Je pense que si Apple décidait de proposer ses propres puces ARM (et ses propres GPU, cet article montre assez bien que même si Apple utilise encore du PowerVR, il ne s’agit que d’une partie du GPU), une partie des choses reprochées aux MacBook Pro n’existeraient pas. Les problèmes de mémoire, de lignes PCI-Express ou de GPU « performants » se poseraient beaucoup moins avec une architecture maison, adaptée aux besoins des machines. On le voit bien avec les iPhone : les smartphones gagnent chaque années en performances, ce qui ne serait pas réellement possible avec des processeurs conçus par ARM (c’est bien visible sur les modèles Android).

La transition elle-même ne devrait pas être un problème à mon avis. L’Apple de 2016 n’est pas celui de 2005 : la majorité des logiciels disponible sur la plateforme utilise Objective-C ou Swift et une simple compilation devrait permettre de passer de x86 à ARMv8. C’était déjà le cas en 2005/2006 pour les logiciels développés avec Xcode et ça ne devrait pas changer 10 ans plus tard, la différence étant que l’environnement de développement d’Apple est (beaucoup) plus présent. De même, l’émulation du code x86 peut s’effectuer de la même façon qu’avec Rosetta : tous les appels aux API de macOS – ils sont nombreux – directement en code ARM et le reste en émulation pure. Rosetta offrait de bonnes performances, et j’imagine qu’un émulateur moderne proposerait le même genre de résultats (j’avoue, j’extrapole). Pour un utilisateur lambda qui utilise le Mac App Store (OK, je trolle, ça n’existe pas), une telle transition serait transparente : Apple pousserait un binaire ARM à la place du binaire x86, et hop, terminé. Accessoirement, macOS reste parfaitement adapté pour ça : beaucoup de programmes contiennent encore deux variantes du même logiciel (x86 32 et 64 bits) et ajouter une version ARM 64 bits ne change rien.

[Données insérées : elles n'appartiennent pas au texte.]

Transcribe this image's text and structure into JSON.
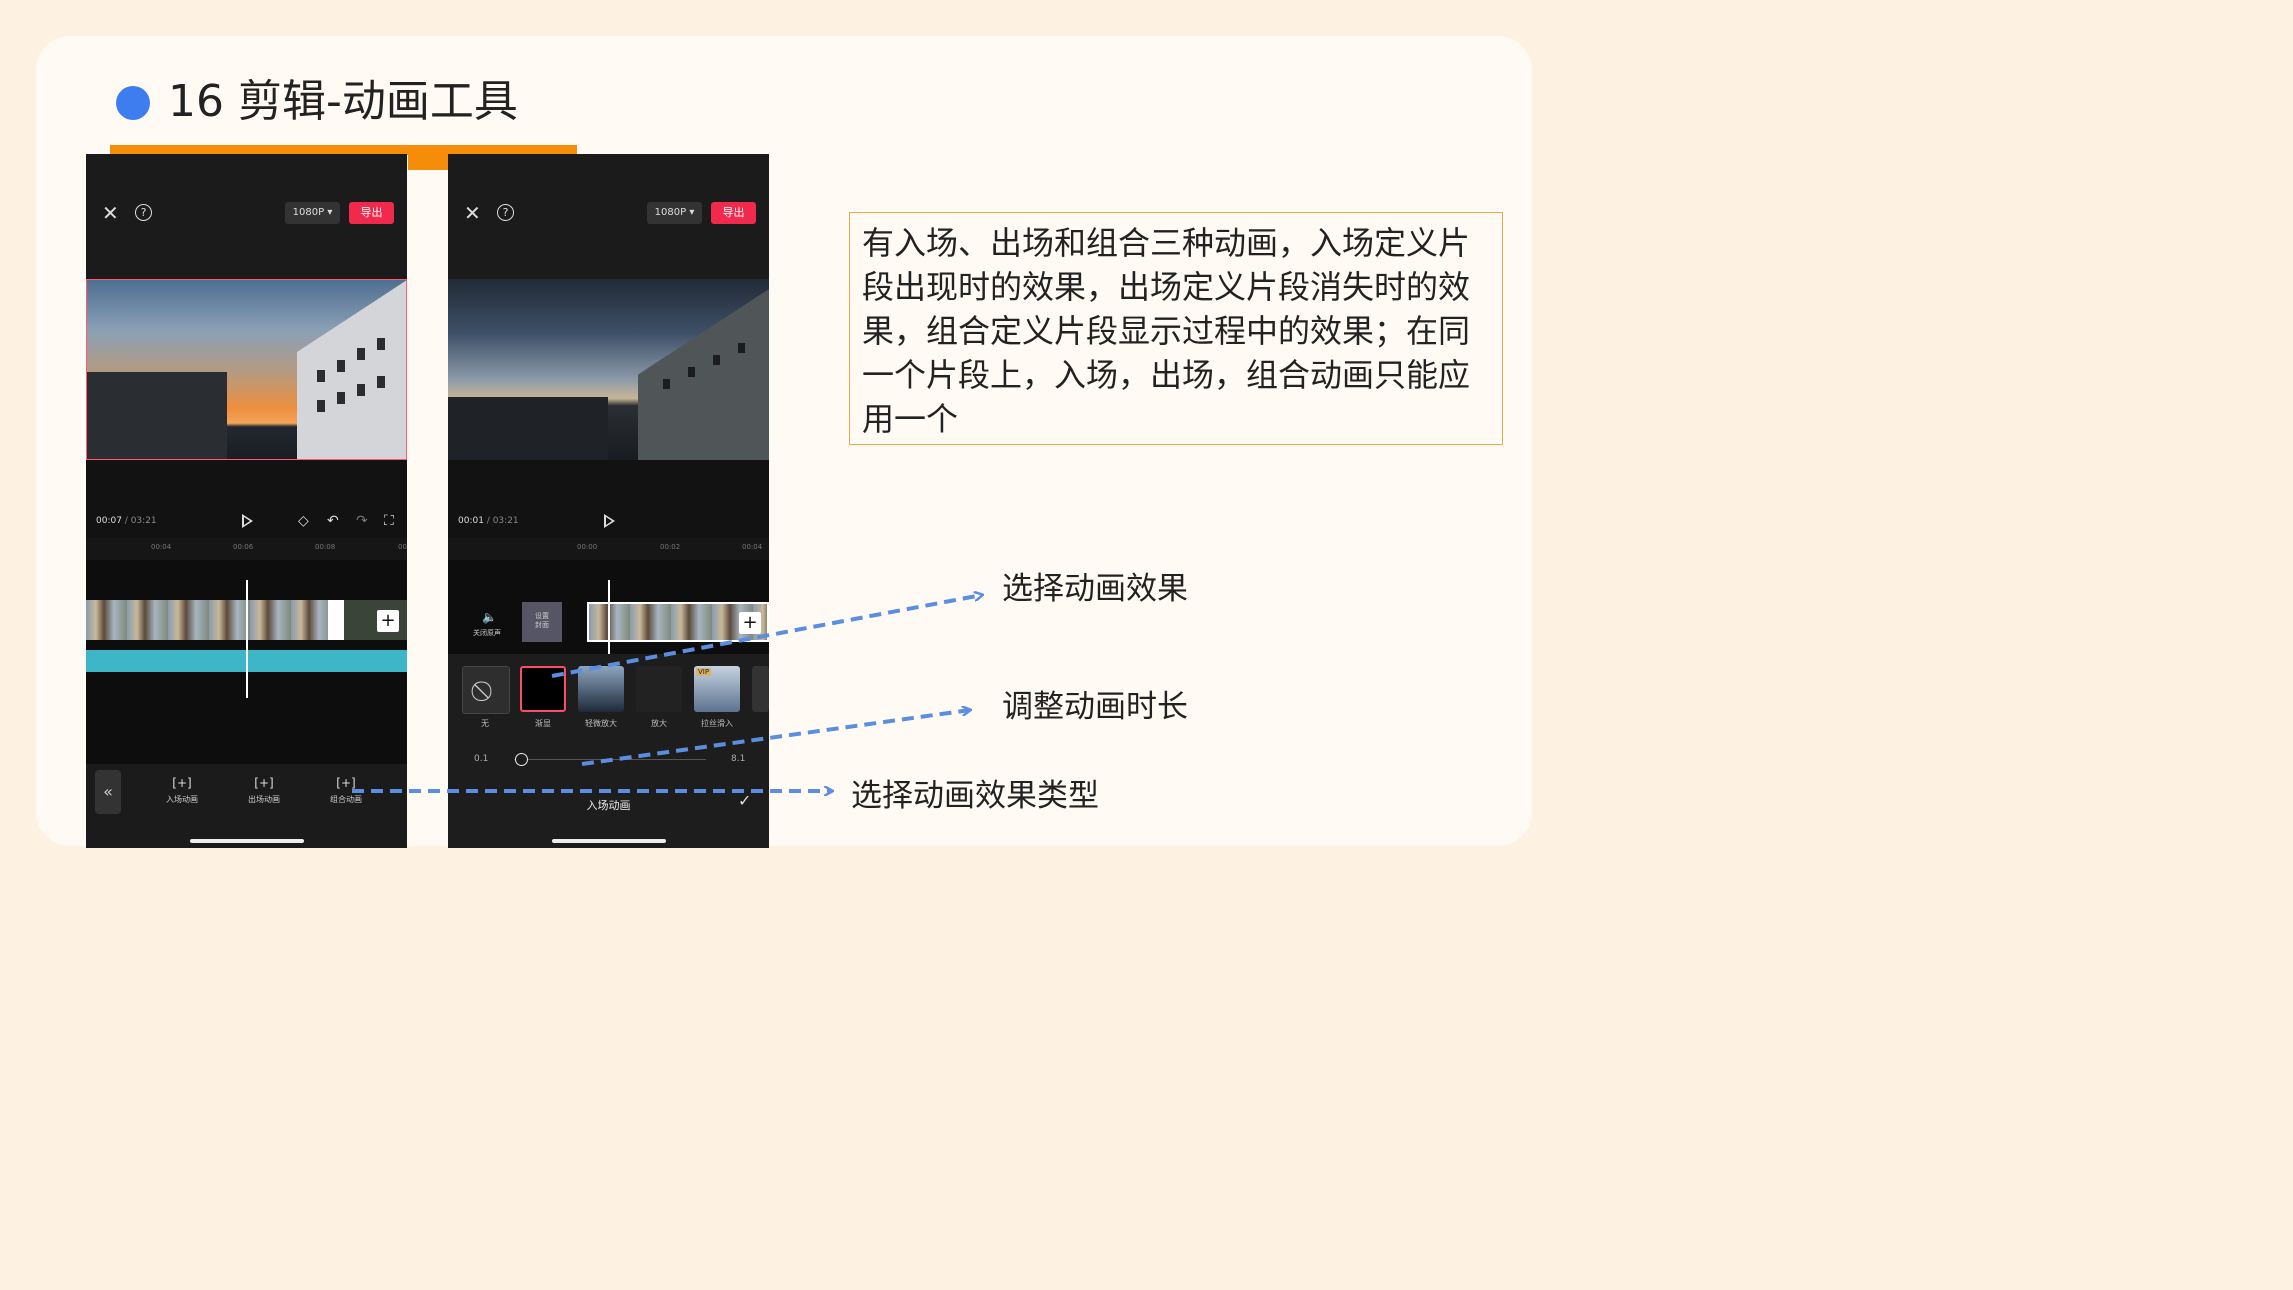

Boot Camp, cheval de Troie d'Apple

Boot Camp, cheval de Troie d’Apple

Le véritable problème, selon moi, vient de Windows. En 2006, au moment de la dernière transition, la possibilité d’installer Windows avec Boot Camp ou en machine virtuelle a été un formidable argument de vente. D’un coup, la possibilité de passer à Mac OS X tout en gardant les logiciels fonctionnant sous Windows devenait possible. Une personne bloquée par la dépendance à un logiciel précis pouvait enfin imaginer passer sur Mac. Même actuellement, la possibilité de lancer Windows en machine virtuelle reste un excellent argument : le logiciel acheté extrêmement cher, celui imposé par l’école ou le boulot ou les jeux peuvent continuer à fonctionner. Passer sur ARM, ça implique la disparition totale de Windows sur les Mac. Plus de Boot Camp. Plus de machines virtuelles. Et donc moins de jeux (bon, vu les GPU dans les Mac, c’est un peu un argument caduc). Psychologiquement pour certains utilisateurs, je suis certain que le fait de ne plus pouvoir installer Windows va complètement freiner l’achat d’un Mac à base d’ARM. Et les cris d’orfraies quand Apple supprime la  qui s’allume sur la coque ou le bong de démarrage ont tendance à me conforter dans mon idée. Dans un sens c’est dommage.